As labour costs rise across traditional apparel manufacturing hubs, Bangladesh is apparently quietly redefining the competitive edge that once relied on cheap manpower. Long known for its vast pool of low-cost workers, the country’s garment industry appears to be shifting towards technology and automation, signalling a strategic shift from labour-intensive production to machines, data, and speed.
Bangladesh’s garment industry is increasingly adopting automation and technology.
A study showed productivity grew 4.19 per cent annually during 2014–23, with automation-intensive segments like cutting, knitting and wet processing posting the strongest gains.
As technology adoption accelerates, policymakers now face the challenge of managing labour displacement.
Though gradual, the transformation is beginning to deliver measurable results now.
Media reports citing a study by a renowned autonomous multidisciplinary research organisation of the country, underlined that Bangladesh’s readymade garment (RMG) sector—driven by automation and technological upgrades—achieved average annual productivity growth of 4.19 per cent between 2014 and 2023.
At first glance, these gains may seem modest, but they are significant in an industry that employs millions and underpins a substantial portion of the national economy.
The RMG sector contributes an estimated 8.5–10.5 per cent of GDP and generates 80–85 per cent of export earnings, making even incremental improvements economically meaningful.

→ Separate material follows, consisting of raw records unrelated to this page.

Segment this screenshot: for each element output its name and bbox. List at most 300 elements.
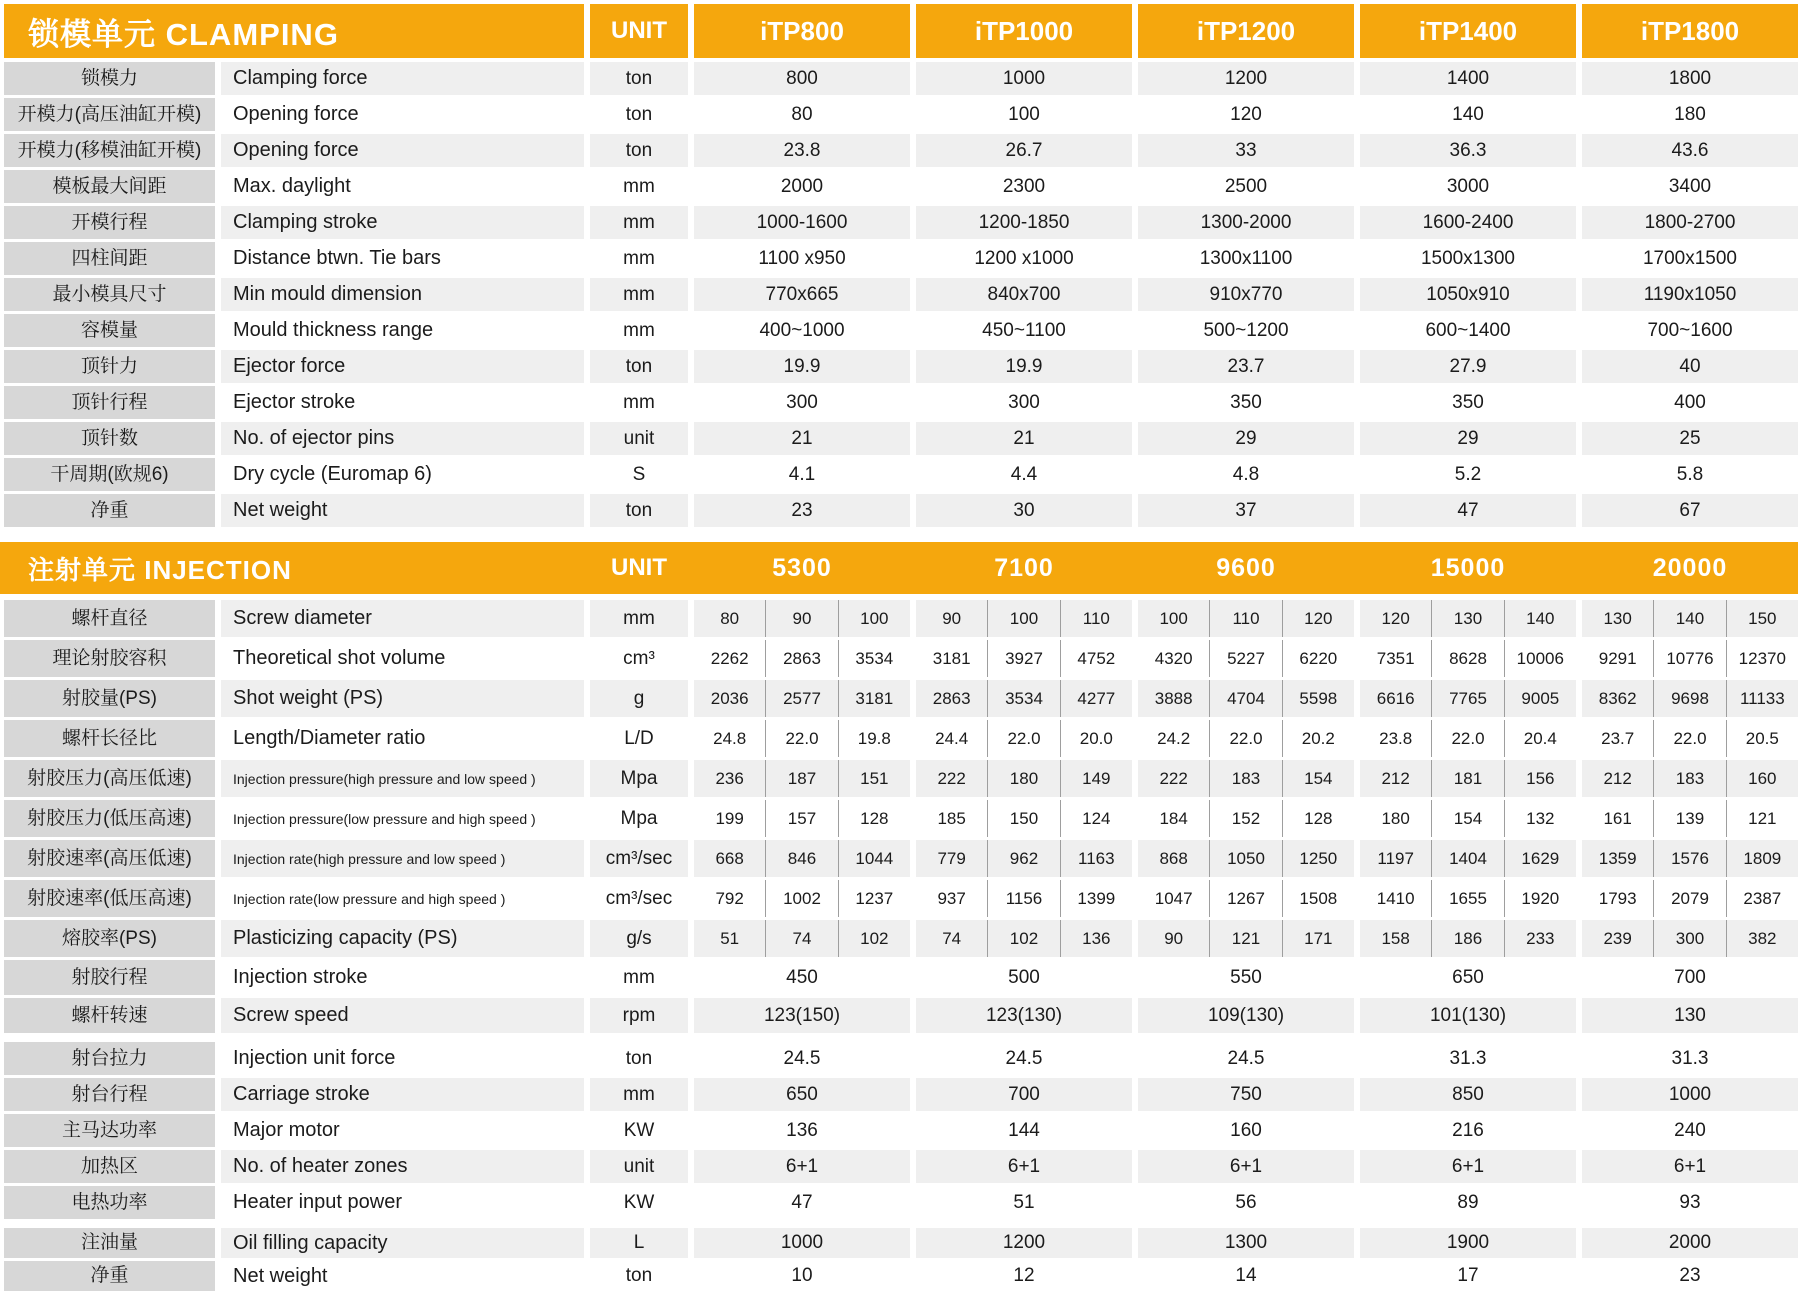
row-unit: ton xyxy=(590,494,688,527)
value-cell: 123(150) xyxy=(694,998,910,1033)
row-label-en: Length/Diameter ratio xyxy=(233,727,426,749)
value-cell: 240 xyxy=(1674,1119,1706,1141)
sub-value-cell: 180 xyxy=(1381,808,1410,828)
sub-value-cell: 130 xyxy=(1603,608,1632,628)
value-cell: 67 xyxy=(1582,494,1798,527)
value-cell: 1000 xyxy=(694,1228,910,1258)
value-cell: 1200-1850 xyxy=(916,206,1132,239)
sub-value-cell: 2863 xyxy=(932,688,971,708)
value-cell: 3400 xyxy=(1668,175,1712,197)
model-value-group xyxy=(1138,880,1354,917)
value-cell: 21 xyxy=(916,422,1132,455)
value-cell: 1200 xyxy=(1138,62,1354,95)
sub-value-cell: 24.2 xyxy=(1157,728,1191,748)
model-column-header: iTP1200 xyxy=(1138,4,1354,58)
sub-value-cell: 150 xyxy=(987,800,1059,837)
sub-value-cell: 3534 xyxy=(838,640,910,677)
sub-value-cell: 132 xyxy=(1504,800,1576,837)
sub-value-cell: 1576 xyxy=(1653,840,1725,877)
row-unit: ton xyxy=(590,134,688,167)
sub-value-cell: 1399 xyxy=(1060,880,1132,917)
row-unit: KW xyxy=(623,1191,655,1213)
sub-value-cell: 239 xyxy=(1603,928,1632,948)
value-cell: 21 xyxy=(694,422,910,455)
sub-value-cell: 124 xyxy=(1060,800,1132,837)
row-label-cn: 射胶行程 xyxy=(4,960,215,995)
model-value-group xyxy=(1138,600,1354,637)
model-value-group xyxy=(916,600,1132,637)
value-cell: 500 xyxy=(1008,966,1040,988)
row-label-cn: 螺杆转速 xyxy=(4,998,215,1033)
sub-value-cell: 233 xyxy=(1504,920,1576,957)
sub-value-cell: 1044 xyxy=(838,840,910,877)
value-cell: 4.1 xyxy=(788,463,816,485)
value-cell: 23.8 xyxy=(694,134,910,167)
value-cell: 4.4 xyxy=(1010,463,1038,485)
value-cell: 3000 xyxy=(1446,175,1490,197)
value-cell: 180 xyxy=(1674,103,1706,125)
row-label-cn: 开模力(高压油缸开模) xyxy=(4,98,215,131)
sub-value-cell: 100 xyxy=(1159,608,1188,628)
value-cell: 51 xyxy=(1013,1191,1035,1213)
model-value-group xyxy=(916,800,1132,837)
row-label-en: Plasticizing capacity (PS) xyxy=(221,920,584,957)
sub-value-cell: 120 xyxy=(1381,608,1410,628)
clamping-table-row xyxy=(4,494,1801,527)
sub-value-cell: 12370 xyxy=(1726,640,1798,677)
model-value-group xyxy=(1582,760,1798,797)
row-unit: mm xyxy=(623,319,655,341)
sub-value-cell: 154 xyxy=(1282,760,1354,797)
model-column-header: iTP800 xyxy=(694,4,910,58)
sub-value-cell: 20.5 xyxy=(1726,720,1798,757)
model-value-group xyxy=(694,600,910,637)
model-value-group xyxy=(1360,760,1576,797)
value-cell: 140 xyxy=(1452,103,1484,125)
sub-value-cell: 9291 xyxy=(1598,648,1637,668)
sub-value-cell: 3888 xyxy=(1154,688,1193,708)
sub-value-cell: 1163 xyxy=(1060,840,1132,877)
model-value-group xyxy=(1138,760,1354,797)
model-value-group xyxy=(916,920,1132,957)
sub-value-cell: 212 xyxy=(1381,768,1410,788)
row-unit: g/s xyxy=(590,920,688,957)
sub-value-cell: 154 xyxy=(1431,800,1503,837)
sub-value-cell: 222 xyxy=(1159,768,1188,788)
sub-value-cell: 2079 xyxy=(1653,880,1725,917)
model-value-group xyxy=(694,680,910,717)
injection-table-row xyxy=(4,920,1801,957)
row-label-en: Theoretical shot volume xyxy=(233,647,446,669)
injection-table-row xyxy=(4,1078,1801,1111)
sub-value-cell: 2577 xyxy=(765,680,837,717)
row-label-cn: 螺杆直径 xyxy=(4,600,215,637)
value-cell: 23.7 xyxy=(1138,350,1354,383)
value-cell: 123(130) xyxy=(916,998,1132,1033)
row-label-en: Injection stroke xyxy=(233,966,368,988)
sub-value-cell: 139 xyxy=(1653,800,1725,837)
model-value-group xyxy=(916,680,1132,717)
sub-value-cell: 236 xyxy=(715,768,744,788)
injection-unit-column-header: UNIT xyxy=(611,554,667,581)
machine-spec-sheet xyxy=(0,4,1801,1298)
row-unit: KW xyxy=(623,1119,655,1141)
row-label-en: Distance btwn. Tie bars xyxy=(233,247,441,269)
value-cell: 23 xyxy=(694,494,910,527)
sub-value-cell: 20.0 xyxy=(1060,720,1132,757)
sub-value-cell: 74 xyxy=(765,920,837,957)
value-cell: 6+1 xyxy=(1360,1150,1576,1183)
sub-value-cell: 7765 xyxy=(1431,680,1503,717)
model-value-group xyxy=(694,920,910,957)
sub-value-cell: 102 xyxy=(838,920,910,957)
value-cell: 840x700 xyxy=(916,278,1132,311)
value-cell: 600~1400 xyxy=(1425,319,1511,341)
row-label-cn: 主马达功率 xyxy=(4,1114,215,1147)
value-cell: 300 xyxy=(786,391,818,413)
sub-value-cell: 158 xyxy=(1381,928,1410,948)
model-value-group xyxy=(1360,920,1576,957)
sub-value-cell: 1404 xyxy=(1431,840,1503,877)
model-value-group xyxy=(1582,680,1798,717)
value-cell: 2300 xyxy=(1002,175,1046,197)
sub-value-cell: 185 xyxy=(937,808,966,828)
value-cell: 24.5 xyxy=(783,1047,821,1069)
row-unit: L/D xyxy=(624,727,654,749)
sub-value-cell: 300 xyxy=(1653,920,1725,957)
clamping-table-row xyxy=(4,350,1801,383)
row-label-en: No. of heater zones xyxy=(221,1150,584,1183)
value-cell: 12 xyxy=(1013,1265,1035,1286)
injection-table-row xyxy=(4,1261,1801,1291)
model-value-group xyxy=(1138,680,1354,717)
row-label-en: Mould thickness range xyxy=(233,319,434,341)
value-cell: 700~1600 xyxy=(1647,319,1733,341)
row-unit: unit xyxy=(590,1150,688,1183)
clamping-section-title: 锁模单元 CLAMPING xyxy=(4,4,584,58)
sub-value-cell: 24.8 xyxy=(713,728,747,748)
value-cell: 160 xyxy=(1230,1119,1262,1141)
row-label-en: Screw speed xyxy=(221,998,584,1033)
row-label-cn: 理论射胶容积 xyxy=(4,640,215,677)
value-cell: 27.9 xyxy=(1360,350,1576,383)
value-cell: 100 xyxy=(1008,103,1040,125)
model-value-group xyxy=(694,640,910,677)
value-cell: 1500x1300 xyxy=(1420,247,1516,269)
model-value-group xyxy=(916,640,1132,677)
row-label-en: Dry cycle (Euromap 6) xyxy=(233,463,432,485)
row-label-en: Heater input power xyxy=(233,1191,402,1213)
sub-value-cell: 5598 xyxy=(1282,680,1354,717)
sub-value-cell: 1237 xyxy=(838,880,910,917)
model-column-header: iTP1000 xyxy=(916,4,1132,58)
sub-value-cell: 22.0 xyxy=(1209,720,1281,757)
row-label-cn: 锁模力 xyxy=(4,62,215,95)
row-unit: g xyxy=(590,680,688,717)
value-cell: 17 xyxy=(1457,1265,1479,1286)
sub-value-cell: 9005 xyxy=(1504,680,1576,717)
sub-value-cell: 20.2 xyxy=(1282,720,1354,757)
injection-header xyxy=(0,542,1798,594)
sub-value-cell: 3181 xyxy=(838,680,910,717)
value-cell: 700 xyxy=(1674,966,1706,988)
sub-value-cell: 1047 xyxy=(1154,888,1193,908)
row-unit: cm³/sec xyxy=(605,887,673,909)
row-label-en: Shot weight (PS) xyxy=(221,680,584,717)
sub-value-cell: 2262 xyxy=(710,648,749,668)
model-value-group xyxy=(1360,800,1576,837)
row-label-en: Ejector stroke xyxy=(233,391,356,413)
value-cell: 300 xyxy=(1008,391,1040,413)
sub-value-cell: 102 xyxy=(987,920,1059,957)
row-unit: ton xyxy=(590,62,688,95)
injection-table-row xyxy=(4,640,1801,677)
clamping-table-row xyxy=(4,206,1801,239)
model-value-group xyxy=(694,760,910,797)
value-cell: 6+1 xyxy=(916,1150,1132,1183)
value-cell: 770x665 xyxy=(694,278,910,311)
row-label-cn: 注油量 xyxy=(4,1228,215,1258)
clamping-table-row xyxy=(4,134,1801,167)
row-label-cn: 模板最大间距 xyxy=(4,170,215,203)
model-value-group xyxy=(1360,720,1576,757)
row-label-cn: 射台行程 xyxy=(4,1078,215,1111)
sub-value-cell: 1508 xyxy=(1282,880,1354,917)
value-cell: 5.2 xyxy=(1454,463,1482,485)
sub-value-cell: 4704 xyxy=(1209,680,1281,717)
row-unit: Mpa xyxy=(620,807,658,829)
model-value-group xyxy=(1138,640,1354,677)
sub-value-cell: 156 xyxy=(1504,760,1576,797)
sub-value-cell: 150 xyxy=(1726,600,1798,637)
row-unit: ton xyxy=(625,103,653,125)
value-cell: 47 xyxy=(791,1191,813,1213)
value-cell: 19.9 xyxy=(694,350,910,383)
sub-value-cell: 2036 xyxy=(710,688,749,708)
value-cell: 36.3 xyxy=(1360,134,1576,167)
value-cell: 800 xyxy=(694,62,910,95)
row-label-en: Net weight xyxy=(221,494,584,527)
row-label-cn: 顶针力 xyxy=(4,350,215,383)
injection-table-row xyxy=(4,960,1801,995)
sub-value-cell: 110 xyxy=(1060,600,1132,637)
model-value-group xyxy=(1582,840,1798,877)
row-label-cn: 四柱间距 xyxy=(4,242,215,275)
model-column-header: 5300 xyxy=(772,553,832,582)
model-value-group xyxy=(694,880,910,917)
sub-value-cell: 937 xyxy=(937,888,966,908)
row-label-en: Injection pressure(high pressure and low speed ) xyxy=(221,760,584,797)
sub-value-cell: 186 xyxy=(1431,920,1503,957)
sub-value-cell: 171 xyxy=(1282,920,1354,957)
sub-value-cell: 24.4 xyxy=(935,728,969,748)
row-unit: mm xyxy=(590,278,688,311)
sub-value-cell: 962 xyxy=(987,840,1059,877)
value-cell: 1400 xyxy=(1360,62,1576,95)
row-label-cn: 射胶速率(低压高速) xyxy=(4,880,215,917)
row-label-cn: 熔胶率(PS) xyxy=(4,920,215,957)
value-cell: 37 xyxy=(1138,494,1354,527)
sub-value-cell: 20.4 xyxy=(1504,720,1576,757)
value-cell: 700 xyxy=(916,1078,1132,1111)
sub-value-cell: 1002 xyxy=(765,880,837,917)
sub-value-cell: 1050 xyxy=(1209,840,1281,877)
clamping-table-row xyxy=(4,170,1801,203)
value-cell: 750 xyxy=(1138,1078,1354,1111)
row-label-cn: 顶针数 xyxy=(4,422,215,455)
sub-value-cell: 121 xyxy=(1726,800,1798,837)
sub-value-cell: 22.0 xyxy=(765,720,837,757)
sub-value-cell: 1655 xyxy=(1431,880,1503,917)
value-cell: 29 xyxy=(1138,422,1354,455)
model-column-header: 7100 xyxy=(994,553,1054,582)
sub-value-cell: 1250 xyxy=(1282,840,1354,877)
value-cell: 2000 xyxy=(780,175,824,197)
value-cell: 1900 xyxy=(1360,1228,1576,1258)
sub-value-cell: 6616 xyxy=(1376,688,1415,708)
injection-table-row xyxy=(4,998,1801,1033)
value-cell: 350 xyxy=(1230,391,1262,413)
model-value-group xyxy=(1138,800,1354,837)
row-label-en: Oil filling capacity xyxy=(221,1228,584,1258)
row-label-en: Injection pressure(low pressure and high speed ) xyxy=(233,810,536,827)
row-label-en: Injection rate(high pressure and low speed ) xyxy=(221,840,584,877)
sub-value-cell: 157 xyxy=(765,800,837,837)
value-cell: 101(130) xyxy=(1360,998,1576,1033)
sub-value-cell: 1156 xyxy=(987,880,1059,917)
row-label-en: Ejector force xyxy=(221,350,584,383)
model-column-header: 9600 xyxy=(1216,553,1276,582)
value-cell: 1000 xyxy=(916,62,1132,95)
row-label-cn: 开模行程 xyxy=(4,206,215,239)
value-cell: 33 xyxy=(1138,134,1354,167)
clamping-model-headers xyxy=(688,4,1798,58)
value-cell: 650 xyxy=(1452,966,1484,988)
row-label-en: Max. daylight xyxy=(233,175,351,197)
row-unit: unit xyxy=(590,422,688,455)
row-unit: mm xyxy=(623,966,655,988)
value-cell: 1600-2400 xyxy=(1360,206,1576,239)
model-value-group xyxy=(1582,640,1798,677)
row-unit: mm xyxy=(623,247,655,269)
sub-value-cell: 74 xyxy=(942,928,962,948)
model-value-group xyxy=(694,840,910,877)
value-cell: 19.9 xyxy=(916,350,1132,383)
clamping-header xyxy=(4,4,1801,58)
clamping-table-row xyxy=(4,242,1801,275)
clamping-table-row xyxy=(4,422,1801,455)
model-value-group xyxy=(1582,920,1798,957)
value-cell: 650 xyxy=(694,1078,910,1111)
model-value-group xyxy=(1582,600,1798,637)
value-cell: 500~1200 xyxy=(1203,319,1289,341)
injection-table-row xyxy=(4,760,1801,797)
injection-table-row xyxy=(4,1114,1801,1147)
value-cell: 1190x1050 xyxy=(1582,278,1798,311)
clamping-unit-column-header: UNIT xyxy=(590,4,688,58)
model-value-group xyxy=(1360,600,1576,637)
model-value-group xyxy=(1360,680,1576,717)
sub-value-cell: 4320 xyxy=(1154,648,1193,668)
model-value-group xyxy=(1582,720,1798,757)
value-cell: 1800-2700 xyxy=(1582,206,1798,239)
sub-value-cell: 779 xyxy=(937,848,966,868)
injection-table-row xyxy=(4,1228,1801,1258)
sub-value-cell: 212 xyxy=(1603,768,1632,788)
model-value-group xyxy=(1360,840,1576,877)
row-label-en: Clamping force xyxy=(221,62,584,95)
sub-value-cell: 100 xyxy=(838,600,910,637)
value-cell: 31.3 xyxy=(1449,1047,1487,1069)
sub-value-cell: 2863 xyxy=(765,640,837,677)
value-cell: 1700x1500 xyxy=(1642,247,1738,269)
row-unit: Mpa xyxy=(590,760,688,797)
sub-value-cell: 6220 xyxy=(1282,640,1354,677)
value-cell: 144 xyxy=(1008,1119,1040,1141)
value-cell: 25 xyxy=(1582,422,1798,455)
row-label-cn: 螺杆长径比 xyxy=(4,720,215,757)
row-label-en: No. of ejector pins xyxy=(221,422,584,455)
value-cell: 550 xyxy=(1230,966,1262,988)
sub-value-cell: 4277 xyxy=(1060,680,1132,717)
value-cell: 216 xyxy=(1452,1119,1484,1141)
model-value-group xyxy=(1138,840,1354,877)
sub-value-cell: 121 xyxy=(1209,920,1281,957)
sub-value-cell: 120 xyxy=(1282,600,1354,637)
sub-value-cell: 181 xyxy=(1431,760,1503,797)
value-cell: 80 xyxy=(791,103,813,125)
injection-table-row xyxy=(4,720,1801,757)
value-cell: 40 xyxy=(1582,350,1798,383)
row-unit: mm xyxy=(623,175,655,197)
value-cell: 6+1 xyxy=(1138,1150,1354,1183)
model-value-group xyxy=(1582,880,1798,917)
row-label-en: Screw diameter xyxy=(221,600,584,637)
injection-rows xyxy=(0,600,1801,1291)
sub-value-cell: 2387 xyxy=(1726,880,1798,917)
injection-table-row xyxy=(4,680,1801,717)
sub-value-cell: 668 xyxy=(715,848,744,868)
sub-value-cell: 868 xyxy=(1159,848,1188,868)
model-value-group xyxy=(694,720,910,757)
model-value-group xyxy=(916,760,1132,797)
value-cell: 1300x1100 xyxy=(1199,247,1293,269)
value-cell: 1000 xyxy=(1582,1078,1798,1111)
value-cell: 109(130) xyxy=(1138,998,1354,1033)
injection-table-row xyxy=(4,1186,1801,1219)
model-column-header: 15000 xyxy=(1430,553,1506,582)
value-cell: 29 xyxy=(1360,422,1576,455)
row-label-en: Net weight xyxy=(233,1264,328,1287)
model-column-header: iTP1800 xyxy=(1582,4,1798,58)
sub-value-cell: 7351 xyxy=(1376,648,1415,668)
row-label-en: Clamping stroke xyxy=(221,206,584,239)
sub-value-cell: 128 xyxy=(838,800,910,837)
sub-value-cell: 22.0 xyxy=(987,720,1059,757)
value-cell: 43.6 xyxy=(1582,134,1798,167)
row-unit: mm xyxy=(623,391,655,413)
sub-value-cell: 149 xyxy=(1060,760,1132,797)
row-unit: cm³/sec xyxy=(590,840,688,877)
clamping-table-row xyxy=(4,314,1801,347)
injection-table-row xyxy=(4,600,1801,637)
sub-value-cell: 90 xyxy=(765,600,837,637)
sub-value-cell: 183 xyxy=(1209,760,1281,797)
model-value-group xyxy=(916,840,1132,877)
sub-value-cell: 152 xyxy=(1209,800,1281,837)
sub-value-cell: 184 xyxy=(1159,808,1188,828)
injection-section-title: 注射单元 INJECTION xyxy=(28,554,292,585)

However, the productivity gains have not been uniform. Jackets reportedly led the way with 6.59 per cent annual growth over the decade, followed by knit lingerie at 6.43 per cent. Sweaters (6.05 per cent), home textiles (5.58 per cent), and T-shirts (4.39 per cent) also posted solid gains, benefiting from mechanisation, standardisation, and process automation.
By contrast, woven shirts, woven trousers, and denim reportedly recorded more modest growth of 3 per cent, 1.15 per cent, and 1.81 per cent, largely due to lower levels of automation.
Meanwhile, the automation-intensive segments of the RMG sector delivered the strongest gains. Cutting, knitting, and wet processing reportedly recorded annual productivity growth of 11.13 per cent, 9.85 per cent, and 6.11 per cent, respectively. Meanwhile, sewing—the least automated and most labour-dependent stage— reportedly posted the weakest growth at 3.57 per cent, while weaving and end finishing recorded growth of 4.43 per cent and 4.78 per cent over the decade.
The impact of technology is perhaps most visible in cutting. In the 1980s and 1990s, 10–12 workers using manual tools reportedly processed 4,000–5,000 pieces a day. Today, fully automated CAD- and CNC-driven systems allow just 2–3 operators to reportedly cut up to 10,000 pieces daily—three to five times faster and markedly more precise.
The report also notes a shift in knitting from low-gauge circular machines to microprocessor-controlled equipment with CAD/CAM integration, digital design functions, and fine-gauge capabilities, even as it highlighted wider adoption of automated cutting, semi-automatic sewing heads, laser or ozone finishing, auto-dosing dyeing systems, and digital quality-control tools across medium-scale factories.
However, most critically, the study also calls on policymakers to anticipate potential labour displacement as automation deepens and to plan for it proactively. In an industry that employs millions, the central challenge will thus be to balance efficiency gains with social stability, as the garment sector moves toward a more automated future.